Prarie Girl, This Chapter Made Me Cry For You

Jenn was there for you, but you left the comfort of her care for the road. In your journey, I hope that you have found peace my friend.
May Your Light Forever Shine

    Stanman
May Your Light Forever Shine

Someday......

HI STAN,

Someday I will find that peace I so rightly deserve. I now Jenn was there for me. I let that slide now. However , hindsight is 20/20 right. I messed up. kinda renewed my lack of faith and as a failure then. I wish now I could have turned the clock back to that time. I cannot and I live wth that failure today.

Thank you my freind.

Mellissa

I am sorry that this chapter made you cry. I cried when I wrote it years ago and I shed tears even now when I posted this.

Why?

Why did you have to go through these experiences when so many on earth did not? I dare say that none of those many including myself had the faintest idea of how you and others like yourself had to live. And now we see someone who in many ways has reached a level of understanding and self-forgiveness that exceeds our own.

There's never an answer to that sort of question I suppose, though in your case I'm sure it lies within your human spirit and strength of character - your two most outstanding qualities, the qualities that will bring you to the life that you want .

For reasons I'm not sure I understand your tale always touches me with its compassion.

marie c.

marie c.

Thanks Marie

I guess yu can say that my journey, not just of self discovery, but also some sense of strength. I know for alot of years I wanted to call it quits. I still hold the scars both physically and mentally. I have just tried to adapt to the environment now that has been placed before me. My life has so drastically changed. My outlook on life has changed as well. In some sense I understand whereas others I do not. My Character was when I grew up to be a adult at 15,no child should have to. my strength developed while I was on the streets. I will ever hold all the education I learned there and the harsh and brutal lessons learned. My school smarts have become very secondary. I wish to thank you on your continuous comments as well as concern.
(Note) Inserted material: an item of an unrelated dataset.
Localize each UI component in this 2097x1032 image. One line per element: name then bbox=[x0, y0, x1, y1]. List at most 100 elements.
I greatly appreciate it.

GOD BLESS

Mellissa

The way out of hell.

Gwen I am assuming that this story is true? Yes or no?

I was beaten severely and often by my stepfather, but never raped by him. I was only raped once. I'd have been too timid to do what has happened in this story. You are indeed fortunate that you have not picked STDs. Don't count on your luck holding.

Out here in Oregon, and I assume most everyone else, there is a street kid outtreach. I don't know how it is done every where else, but here in Portland, there are programs of "At Risk Youth." I once worked for an outfit called "Outsidein" as an volunteer Administrative Assistant.

They took youth up to 26 years old, I think. So, I would suggest that if you ever hope to get out of that life, I'd be gettin' at it.

It has taken me many years to begin to face my abnormal psychology. Looking back, I can see that the way I thought about things was not the way normal people think. My main concern here for you is STD's first and then your own self image. There are people who want to help but only if you want to participate.

My heart goes out to you. Please keep in touch. I will try to help you locate resourses if you like. Many Blessings to you.